Here again is Wilson & Daugerty from The Harvard Business Review. “In our research involving 1,500 companies, we found that firms achieve the most significant performance improvements when humans and machines work together. Through such collaborative intelligence, humans and AI actively enhance each other’s complementary strengths: the leadership, teamwork, creativity, and social skills of the former, and the speed, scalability, and quantitative capabilities of the latter.”

This is exactly right, and it’s exactly what we’ve seen proven in eDiscovery. Jaclyn Schoen, our President of AI, explains: “The efficiency of an attorney equipped with Ai is unparalleled. And it’s really the combination of human and artificial intelligence that matters. Using this approach we can find key documents faster, we can code far fewer documents manually, and by presorting data we can make the entire review process that follows more efficient, around 30% more efficient.”
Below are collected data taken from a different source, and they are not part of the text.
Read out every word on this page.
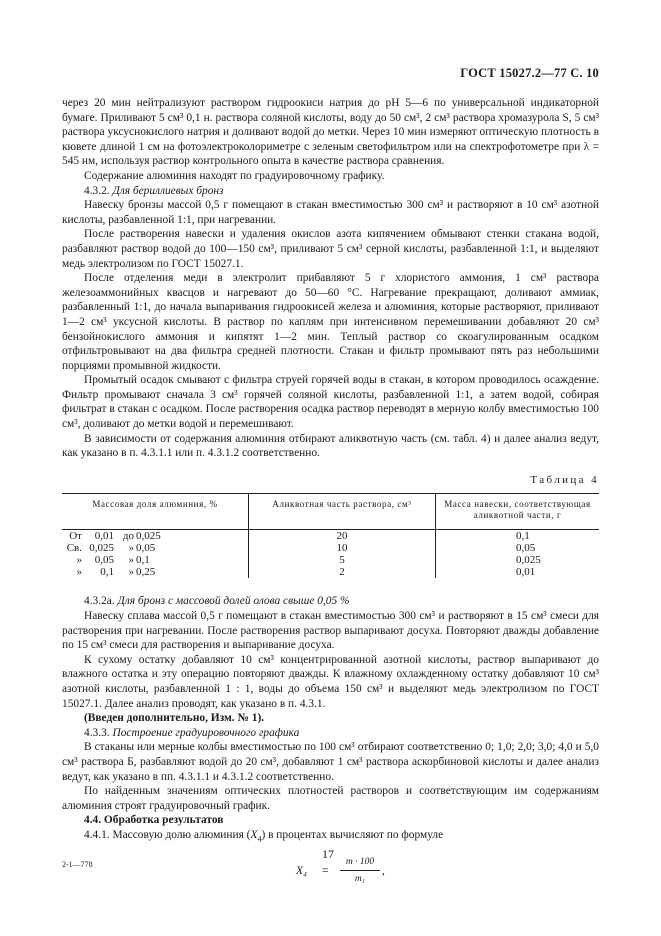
ГОСТ 15027.2—77 С. 10

через 20 мин нейтрализуют раствором гидроокиси натрия до pH 5—6 по универсальной индикаторной бумаге. Приливают 5 см³ 0,1 н. раствора соляной кислоты, воду до 50 см³, 2 см³ раствора хромазурола S, 5 см³ раствора уксуснокислого натрия и доливают водой до метки. Через 10 мин измеряют оптическую плотность в кювете длиной 1 см на фотоэлектроколориметре с зеленым светофильтром или на спектрофотометре при λ = 545 нм, используя раствор контрольного опыта в качестве раствора сравнения.

Содержание алюминия находят по градуировочному графику.

4.3.2. Для бериллиевых бронз

Навеску бронзы массой 0,5 г помещают в стакан вместимостью 300 см³ и растворяют в 10 см³ азотной кислоты, разбавленной 1:1, при нагревании.

После растворения навески и удаления окислов азота кипячением обмывают стенки стакана водой, разбавляют раствор водой до 100—150 см³, приливают 5 см³ серной кислоты, разбавленной 1:1, и выделяют медь электролизом по ГОСТ 15027.1.

После отделения меди в электролит прибавляют 5 г хлористого аммония, 1 см³ раствора железоаммонийных квасцов и нагревают до 50—60 °С. Нагревание прекращают, доливают аммиак, разбавленный 1:1, до начала выпаривания гидроокисей железа и алюминия, которые растворяют, приливают 1—2 см³ уксусной кислоты. В раствор по каплям при интенсивном перемешивании добавляют 20 см³ бензойнокислого аммония и кипятят 1—2 мин. Теплый раствор со скоагулированным осадком отфильтровывают на два фильтра средней плотности. Стакан и фильтр промывают пять раз небольшими порциями промывной жидкости.

Промытый осадок смывают с фильтра струей горячей воды в стакан, в котором проводилось осаждение. Фильтр промывают сначала 3 см³ горячей соляной кислоты, разбавленной 1:1, а затем водой, собирая фильтрат в стакан с осадком. После растворения осадка раствор переводят в мерную колбу вместимостью 100 см³, доливают до метки водой и перемешивают.

В зависимости от содержания алюминия отбирают аликвотную часть (см. табл. 4) и далее анализ ведут, как указано в п. 4.3.1.1 или п. 4.3.1.2 соответственно.

Таблица 4
Массовая доля алюминия, %	Аликвотная часть раствора, см³	Масса навески, соответствующая аликвотной части, г
От 0,01 до 0,025	20	0,1
Св. 0,025 » 0,05	10	0,05
» 0,05 » 0,1	5	0,025
» 0,1 » 0,25	2	0,01

4.3.2а. Для бронз с массовой долей олова свыше 0,05 %

Навеску сплава массой 0,5 г помещают в стакан вместимостью 300 см³ и растворяют в 15 см³ смеси для растворения при нагревании. После растворения раствор выпаривают досуха. Повторяют дважды добавление по 15 см³ смеси для растворения и выпаривание досуха.

К сухому остатку добавляют 10 см³ концентрированной азотной кислоты, раствор выпаривают до влажного остатка и эту операцию повторяют дважды. К влажному охлажденному остатку добавляют 10 см³ азотной кислоты, разбавленной 1 : 1, воды до объема 150 см³ и выделяют медь электролизом по ГОСТ 15027.1. Далее анализ проводят, как указано в п. 4.3.1.

(Введен дополнительно, Изм. № 1).

4.3.3. Построение градуировочного графика

В стаканы или мерные колбы вместимостью по 100 см³ отбирают соответственно 0; 1,0; 2,0; 3,0; 4,0 и 5,0 см³ раствора Б, разбавляют водой до 20 см³, добавляют 1 см³ раствора аскорбиновой кислоты и далее анализ ведут, как указано в пп. 4.3.1.1 и 4.3.1.2 соответственно.

По найденным значениям оптических плотностей растворов и соответствующим им содержаниям алюминия строят градуировочный график.

4.4. Обработка результатов

4.4.1. Массовую долю алюминия $(X_4)$ в процентах вычисляют по формуле

$X_4 = \frac{m \cdot 100}{\text{m₁}}$ ,
17
2-1—778
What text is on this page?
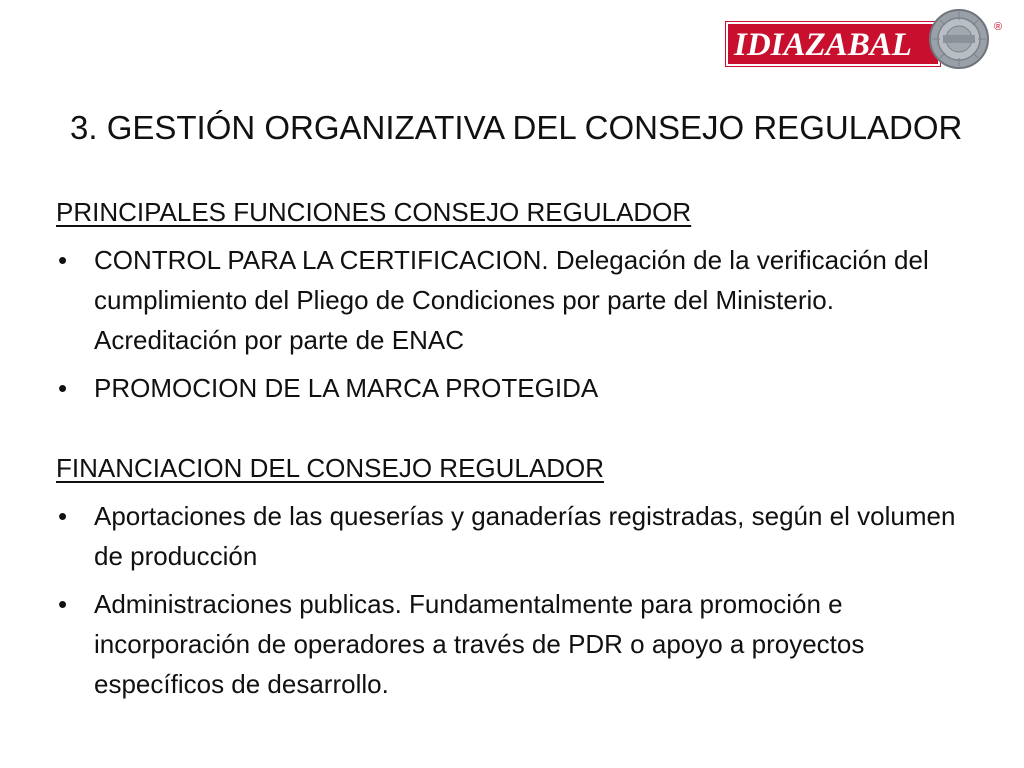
IDIAZABAL	®
3. GESTIÓN ORGANIZATIVA DEL CONSEJO REGULADOR
PRINCIPALES FUNCIONES CONSEJO REGULADOR
• CONTROL PARA LA CERTIFICACION. Delegación de la verificación del cumplimiento del Pliego de Condiciones por parte del Ministerio. Acreditación por parte de ENAC
• PROMOCION DE LA MARCA PROTEGIDA
FINANCIACION DEL CONSEJO REGULADOR
• Aportaciones de las queserías y ganaderías registradas, según el volumen de producción
• Administraciones publicas. Fundamentalmente para promoción e incorporación de operadores a través de PDR o apoyo a proyectos específicos de desarrollo.
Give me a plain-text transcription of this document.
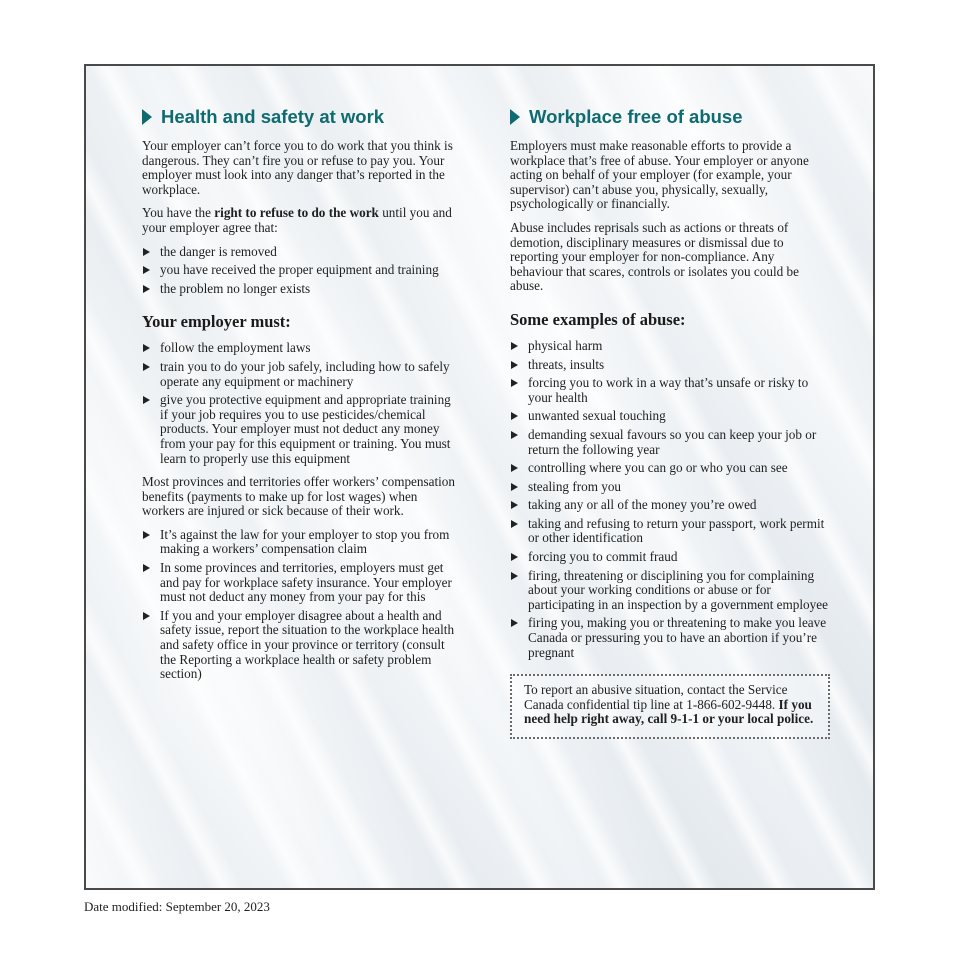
Health and safety at work

Your employer can’t force you to do work that you think is dangerous. They can’t fire you or refuse to pay you. Your employer must look into any danger that’s reported in the workplace.

You have the right to refuse to do the work until you and your employer agree that:

the danger is removed
you have received the proper equipment and training
the problem no longer exists
Your employer must:
follow the employment laws
train you to do your job safely, including how to safely operate any equipment or machinery
give you protective equipment and appropriate training if your job requires you to use pesticides/chemical products. Your employer must not deduct any money from your pay for this equipment or training. You must learn to properly use this equipment

Most provinces and territories offer workers’ compensation benefits (payments to make up for lost wages) when workers are injured or sick because of their work.

It’s against the law for your employer to stop you from making a workers’ compensation claim
In some provinces and territories, employers must get and pay for workplace safety insurance. Your employer must not deduct any money from your pay for this
If you and your employer disagree about a health and safety issue, report the situation to the workplace health and safety office in your province or territory (consult the Reporting a workplace health or safety problem section)
Workplace free of abuse

Employers must make reasonable efforts to provide a workplace that’s free of abuse. Your employer or anyone acting on behalf of your employer (for example, your supervisor) can’t abuse you, physically, sexually, psychologically or financially.

Abuse includes reprisals such as actions or threats of demotion, disciplinary measures or dismissal due to reporting your employer for non-compliance. Any behaviour that scares, controls or isolates you could be abuse.

Some examples of abuse:
physical harm
threats, insults
forcing you to work in a way that’s unsafe or risky to your health
unwanted sexual touching
demanding sexual favours so you can keep your job or return the following year
controlling where you can go or who you can see
stealing from you
taking any or all of the money you’re owed
taking and refusing to return your passport, work permit or other identification
forcing you to commit fraud
firing, threatening or disciplining you for complaining about your working conditions or abuse or for participating in an inspection by a government employee
firing you, making you or threatening to make you leave Canada or pressuring you to have an abortion if you’re pregnant
To report an abusive situation, contact the Service Canada confidential tip line at 1-866-602-9448. If you need help right away, call 9-1-1 or your local police.
Date modified: September 20, 2023
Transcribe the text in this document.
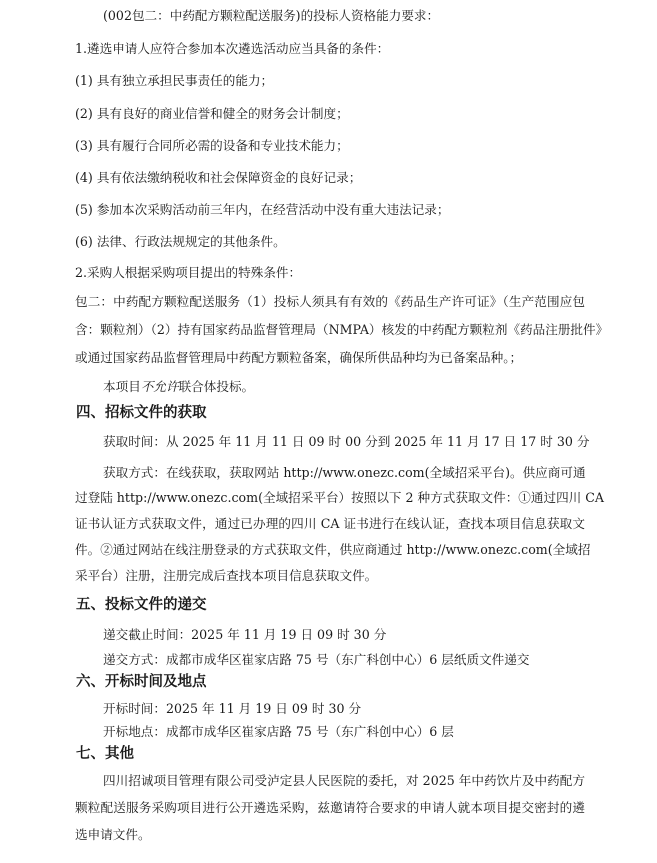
(002包二：中药配方颗粒配送服务)的投标人资格能力要求：
1.遴选申请人应符合参加本次遴选活动应当具备的条件：
(1) 具有独立承担民事责任的能力；
(2) 具有良好的商业信誉和健全的财务会计制度；
(3) 具有履行合同所必需的设备和专业技术能力；
(4) 具有依法缴纳税收和社会保障资金的良好记录；
(5) 参加本次采购活动前三年内，在经营活动中没有重大违法记录；
(6) 法律、行政法规规定的其他条件。
2.采购人根据采购项目提出的特殊条件：
包二：中药配方颗粒配送服务（1）投标人须具有有效的《药品生产许可证》（生产范围应包
含：颗粒剂）（2）持有国家药品监督管理局（NMPA）核发的中药配方颗粒剂《药品注册批件》
或通过国家药品监督管理局中药配方颗粒备案，确保所供品种均为已备案品种。；
本项目不允许联合体投标。
四、招标文件的获取
获取时间：从 2025 年 11 月 11 日 09 时 00 分到 2025 年 11 月 17 日 17 时 30 分
获取方式：在线获取，获取网站 http://www.onezc.com(全域招采平台)。供应商可通
过登陆 http://www.onezc.com(全域招采平台）按照以下 2 种方式获取文件：①通过四川 CA
证书认证方式获取文件，通过已办理的四川 CA 证书进行在线认证，查找本项目信息获取文
件。②通过网站在线注册登录的方式获取文件，供应商通过 http://www.onezc.com(全域招
采平台）注册，注册完成后查找本项目信息获取文件。
五、投标文件的递交
递交截止时间：2025 年 11 月 19 日 09 时 30 分
递交方式：成都市成华区崔家店路 75 号（东广科创中心）6 层纸质文件递交
六、开标时间及地点
开标时间：2025 年 11 月 19 日 09 时 30 分
开标地点：成都市成华区崔家店路 75 号（东广科创中心）6 层
七、其他
四川招诚项目管理有限公司受泸定县人民医院的委托，对 2025 年中药饮片及中药配方
颗粒配送服务采购项目进行公开遴选采购，兹邀请符合要求的申请人就本项目提交密封的遴
选申请文件。
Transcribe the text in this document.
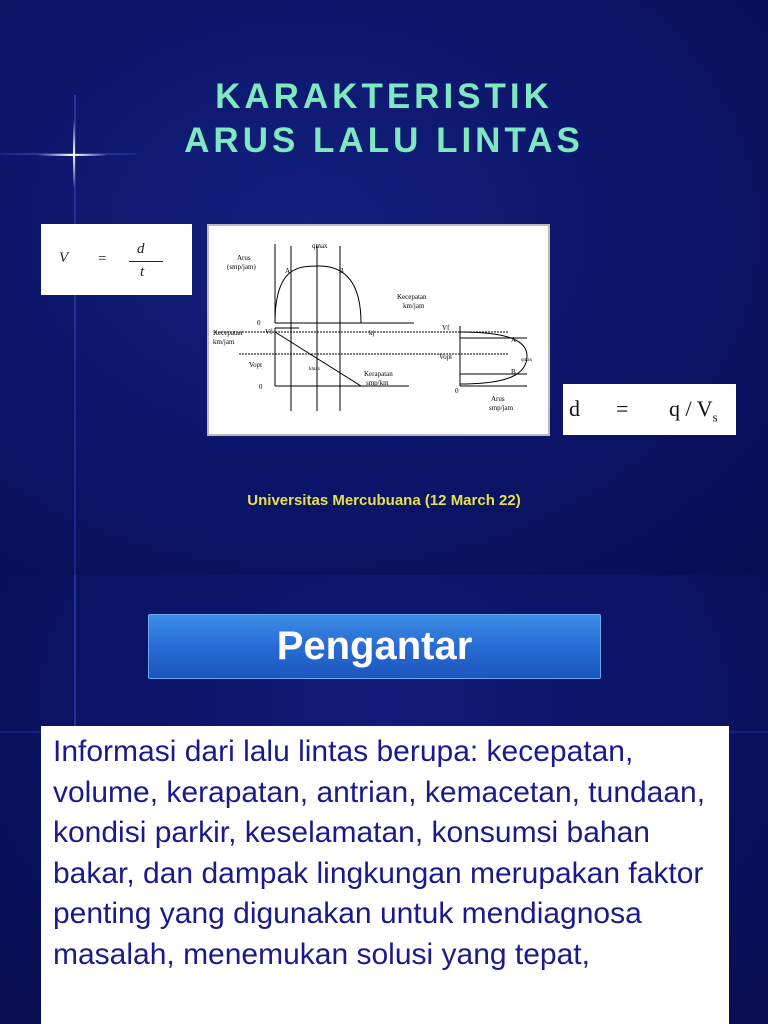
KARAKTERISTIK
ARUS LALU LINTAS
V =
d
t
Arus
(smp/jam)
qmax
A	B
Kecepatan
km/jam
0
Kecepatan
km/jam
Vf
Vopt
kmax
kj
Kerapatan
smp/km
0
Vf
Vopt
A
B
qmax
Arus
smp/jam
0
$d = q / V_s$
Universitas Mercubuana (12 March 22)
Pengantar
Informasi dari lalu lintas berupa: kecepatan, volume, kerapatan, antrian, kemacetan, tundaan, kondisi parkir, keselamatan, konsumsi bahan bakar, dan dampak lingkungan merupakan faktor penting yang digunakan untuk mendiagnosa masalah, menemukan solusi yang tepat,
It’s no secret that document review is the most expensive and labor intensive aspect of discovery. That 30% increase in efficiency across each and every reviewer on a project can equate to hundreds of thousands of dollars in savings on a single matter. We think that’s the kind of teamwork everyone can agree on.

What’s Next?

What does all this mean for the legal industry? Well the good news is that lawyers are not going anywhere. It’s our view that far from replacing attorneys, AI will actually enhance their capabilities and make them more essential. By using AI, law firms will now have the ability to radically increase their efficiency and offer a more strategic, higher-level approach to certain services. By working with AI, it will allow attorneys to do what they do best: Work with clients, develop strategy, and practice law.

For firms like ours, it means game-on. One of our core principles at Trustpoint is that in a technology-laden world, it is people that really make the difference.